280,000 told to evacuate as typhoon hits Japan

The Japanese authorities advised 280,000 people to evacuate their homes as Typhoon Goni lashed southern Kyushu island and western Japan, bringing torrential rains and winds gusting at more than 180kmh.
The risk of landslides prompted officials in Yamaguchi prefecture to issue the warning yesterday, according to public broadcaster NHK.
The powerful storm, which killed at least 26 people in landslides and floods in the Philippines, hit south-western Kumamoto prefecture at about 6.00am, Japan’s weather agency said.
More than 20 people were injured as a result of the typhoon, and some flights and train services were also suspended.
Most of those injured suffered minor cuts from broken glass, a prefectural official said.
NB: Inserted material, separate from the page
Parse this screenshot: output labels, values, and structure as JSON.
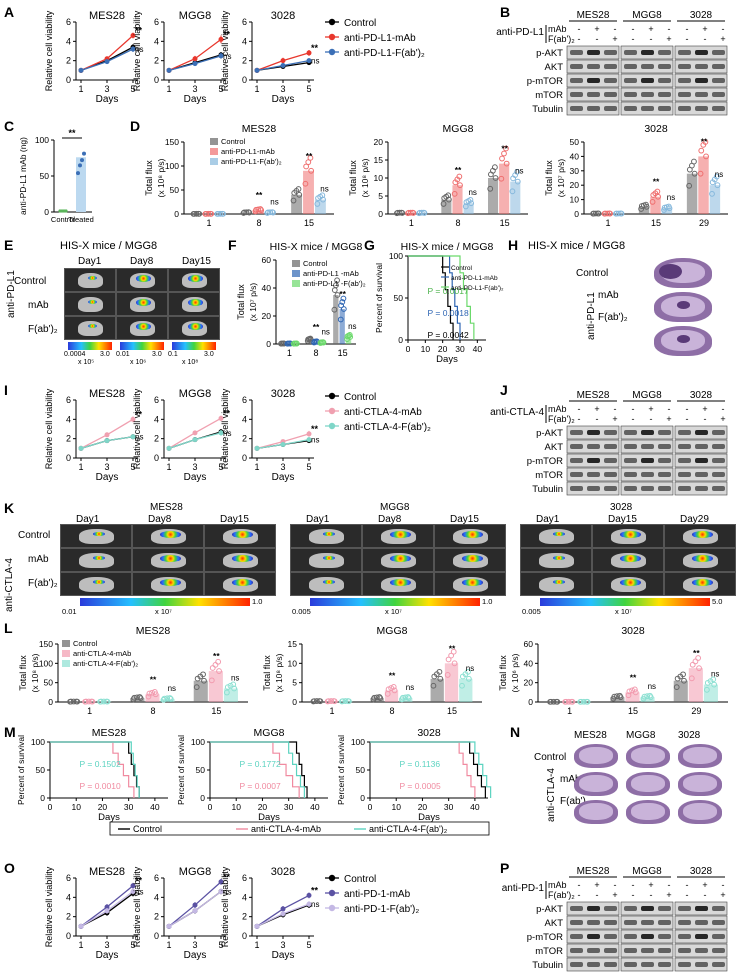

Japan’s Meteorological Agency said the typhoon was moving to the north, and forecast a maximum of 200mm of rain an hour.
Most regional railway operators halted their operations, while scores of flights at local airports were also cancelled.
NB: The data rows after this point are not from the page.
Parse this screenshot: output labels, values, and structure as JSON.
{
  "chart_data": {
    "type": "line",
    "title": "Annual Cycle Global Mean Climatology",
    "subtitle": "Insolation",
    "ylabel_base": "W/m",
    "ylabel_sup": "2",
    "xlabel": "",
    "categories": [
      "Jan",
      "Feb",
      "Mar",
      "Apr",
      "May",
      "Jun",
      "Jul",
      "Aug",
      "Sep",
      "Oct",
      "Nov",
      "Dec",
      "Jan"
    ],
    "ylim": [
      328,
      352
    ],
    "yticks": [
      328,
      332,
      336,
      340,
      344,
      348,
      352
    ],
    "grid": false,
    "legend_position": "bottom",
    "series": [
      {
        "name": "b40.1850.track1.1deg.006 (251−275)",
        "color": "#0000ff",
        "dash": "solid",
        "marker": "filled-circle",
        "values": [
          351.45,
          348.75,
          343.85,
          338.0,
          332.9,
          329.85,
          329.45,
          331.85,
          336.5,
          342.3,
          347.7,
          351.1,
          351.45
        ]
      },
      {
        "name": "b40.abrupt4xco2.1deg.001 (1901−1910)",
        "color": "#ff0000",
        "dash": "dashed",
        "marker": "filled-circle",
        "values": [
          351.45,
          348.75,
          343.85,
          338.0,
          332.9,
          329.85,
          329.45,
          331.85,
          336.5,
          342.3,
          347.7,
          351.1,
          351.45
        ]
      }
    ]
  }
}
Japan Airlines suspended 110 domestic flights and ANA Holdings cancelled 78.
International flights were unaffected, the airlines said.
China’s official Xinhua news agency said that the storm is expected to affect north-eastern China later in the week, after making landfall near the Russian and North Korean borders early last Thursday.
The storm could impact crops in the three north-eastern Chinese provinces of Liaoning, Jilin and Heilongjiang, Xinhua said, important soya bean and corn production bases.
Meanwhile, eight people are missing and feared dead after a major landslide hit a road in remote eastern Indonesia, an official reported yesterday.
Heavy downpours in an isolated mountainous region of Papua province triggered the landslide on Sunday, burying six construction workers and two bystanders under rock and rubble.
Papua police spokesman Patridge Renwarin said news of the incident did not reach the local authorities until Monday, when a rescue team was quickly assembled.
But bad weather prevented the police, the army and local officials from reaching the site of the landslide on Monday, with the effort to reach those buried resuming yesterday.